Hazel Dell resident Darrel Santesson was as outraged as the rest of his neighbors when a developer proposed wedging 10 homes on a 1 ½-acre lot just across the street.
Santesson and his wife, Norma, ultimately figured there was only one sure-fire way to protect the property: by purchasing it themselves.
“We bought it to keep the neighborhood as it was for the last 36 years,” he said.

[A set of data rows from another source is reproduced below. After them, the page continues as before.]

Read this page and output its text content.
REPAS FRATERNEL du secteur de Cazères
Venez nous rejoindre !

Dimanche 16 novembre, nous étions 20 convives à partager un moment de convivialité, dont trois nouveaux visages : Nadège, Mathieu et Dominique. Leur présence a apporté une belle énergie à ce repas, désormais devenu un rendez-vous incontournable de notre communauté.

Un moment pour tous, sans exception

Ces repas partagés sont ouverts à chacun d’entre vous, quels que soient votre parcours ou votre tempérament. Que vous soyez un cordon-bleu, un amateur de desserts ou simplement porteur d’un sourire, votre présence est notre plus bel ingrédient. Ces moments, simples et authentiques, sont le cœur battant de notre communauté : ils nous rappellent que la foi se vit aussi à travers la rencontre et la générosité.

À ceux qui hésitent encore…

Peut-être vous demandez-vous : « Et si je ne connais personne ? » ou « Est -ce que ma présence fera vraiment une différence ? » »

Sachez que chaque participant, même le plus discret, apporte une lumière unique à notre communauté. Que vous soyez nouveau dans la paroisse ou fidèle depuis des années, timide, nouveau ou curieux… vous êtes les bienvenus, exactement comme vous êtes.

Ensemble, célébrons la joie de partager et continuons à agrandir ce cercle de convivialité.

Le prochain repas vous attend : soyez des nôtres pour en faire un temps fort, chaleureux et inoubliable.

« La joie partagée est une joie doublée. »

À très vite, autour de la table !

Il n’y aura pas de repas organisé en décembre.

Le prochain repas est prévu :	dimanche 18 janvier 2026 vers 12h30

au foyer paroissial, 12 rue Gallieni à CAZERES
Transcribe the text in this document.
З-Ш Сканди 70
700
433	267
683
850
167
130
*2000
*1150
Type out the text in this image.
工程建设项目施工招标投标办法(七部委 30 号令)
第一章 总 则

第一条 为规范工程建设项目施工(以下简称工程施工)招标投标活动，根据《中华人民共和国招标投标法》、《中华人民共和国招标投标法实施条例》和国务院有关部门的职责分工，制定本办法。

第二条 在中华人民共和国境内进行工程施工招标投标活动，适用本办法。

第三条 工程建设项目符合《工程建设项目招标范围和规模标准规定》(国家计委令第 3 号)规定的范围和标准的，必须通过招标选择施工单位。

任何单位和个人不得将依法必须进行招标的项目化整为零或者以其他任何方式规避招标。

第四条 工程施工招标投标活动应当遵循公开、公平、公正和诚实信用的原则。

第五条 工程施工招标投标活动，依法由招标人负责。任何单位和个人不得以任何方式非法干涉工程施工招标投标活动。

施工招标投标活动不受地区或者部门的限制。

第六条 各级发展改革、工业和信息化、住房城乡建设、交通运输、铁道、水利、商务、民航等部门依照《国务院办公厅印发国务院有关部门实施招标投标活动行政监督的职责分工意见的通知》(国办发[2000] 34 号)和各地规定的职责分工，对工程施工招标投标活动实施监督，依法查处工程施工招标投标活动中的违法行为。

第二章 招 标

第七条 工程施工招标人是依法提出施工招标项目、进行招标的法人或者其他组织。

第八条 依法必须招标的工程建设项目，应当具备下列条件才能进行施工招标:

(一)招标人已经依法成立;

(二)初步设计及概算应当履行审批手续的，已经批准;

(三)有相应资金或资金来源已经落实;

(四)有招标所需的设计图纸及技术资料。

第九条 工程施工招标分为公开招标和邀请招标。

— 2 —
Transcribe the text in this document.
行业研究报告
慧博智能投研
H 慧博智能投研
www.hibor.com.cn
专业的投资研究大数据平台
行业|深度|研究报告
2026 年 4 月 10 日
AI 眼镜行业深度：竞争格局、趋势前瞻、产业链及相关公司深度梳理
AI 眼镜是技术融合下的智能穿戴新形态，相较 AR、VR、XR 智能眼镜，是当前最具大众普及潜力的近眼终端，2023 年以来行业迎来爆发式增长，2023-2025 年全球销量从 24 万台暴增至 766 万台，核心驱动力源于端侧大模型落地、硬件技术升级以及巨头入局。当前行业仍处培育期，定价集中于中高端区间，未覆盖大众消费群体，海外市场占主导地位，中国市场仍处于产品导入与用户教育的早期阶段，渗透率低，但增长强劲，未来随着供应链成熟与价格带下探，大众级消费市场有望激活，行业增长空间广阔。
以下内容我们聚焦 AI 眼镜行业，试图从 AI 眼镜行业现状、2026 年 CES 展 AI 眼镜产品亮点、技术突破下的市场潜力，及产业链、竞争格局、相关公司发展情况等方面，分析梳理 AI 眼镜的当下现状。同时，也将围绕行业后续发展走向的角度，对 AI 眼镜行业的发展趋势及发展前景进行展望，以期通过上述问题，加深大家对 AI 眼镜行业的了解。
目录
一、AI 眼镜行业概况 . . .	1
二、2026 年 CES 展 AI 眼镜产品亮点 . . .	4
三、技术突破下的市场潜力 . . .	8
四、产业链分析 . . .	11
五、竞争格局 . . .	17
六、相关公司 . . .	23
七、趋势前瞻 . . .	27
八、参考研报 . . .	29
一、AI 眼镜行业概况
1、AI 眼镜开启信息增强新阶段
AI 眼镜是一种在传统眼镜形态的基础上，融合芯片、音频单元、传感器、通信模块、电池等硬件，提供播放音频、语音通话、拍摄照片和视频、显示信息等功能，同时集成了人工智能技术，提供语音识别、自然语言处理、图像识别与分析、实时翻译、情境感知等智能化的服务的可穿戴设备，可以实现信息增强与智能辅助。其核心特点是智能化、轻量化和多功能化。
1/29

At the time it was proposed, the Blue Jay’s Glen subdivision came to symbolize the delicate balance between maintaining neighborhood character and corralling urban sprawl in what was then a fast-growing county. But neighbors complained that the postage stamp-size lots would eradicate trees, worsen stormwater runoff and generally undermine the area’s historically rural feel.
That was six years ago.
A county hearings examiner subsequently ordered former landowners Barbara and Lester Gienger, who had proposed the infill development, to build a more expensive underground stormwater detention system. Although neighbors still weren’t entirely pleased, the ruling came just as the county’s overheated housing market was beginning to cool off.
The subdivision languished, but neighbors remained wary.
“There was always a chance that somebody would come in and buy it with the idea of developing it,” said Kate Peal, a neighbor who also serves on the board of the Northeast Hazel Dell Neighborhood Association.
Peal said neighbors didn’t believe the tract would hold much appeal for savvy developers, who would have balked at the tight confines and the county’s requirements. Instead, she worried about a less-sophisticated developer clear-cutting the little forest and then running out of money before building any houses.
In October, the Santessons officially closed off that possibility.
They paid $335,700 for the 1½-acre parcel where the subdivision was proposed, plus an adjoining 1-acre property that included an existing house and detached shop. That was a deal compared with the previous sale price for the same property: $500,000 in August 2004.
The couple are renting out the house, which is just across 25th Avenue from the home they’ve lived in since 1974.
Darrel Santesson, 67, said they’ve repainted, repaired and redone portions of the house while getting it ready to lease. Now they like it so much that they plan to move across the street and retire there in two or three years.
In time, he said, they may even try a subdivision of their own — but with two or three houses rather than 10.
“I didn’t do this to be a martyr or anything,” he said. “But I didn’t want to see the neighborhood go to hell.”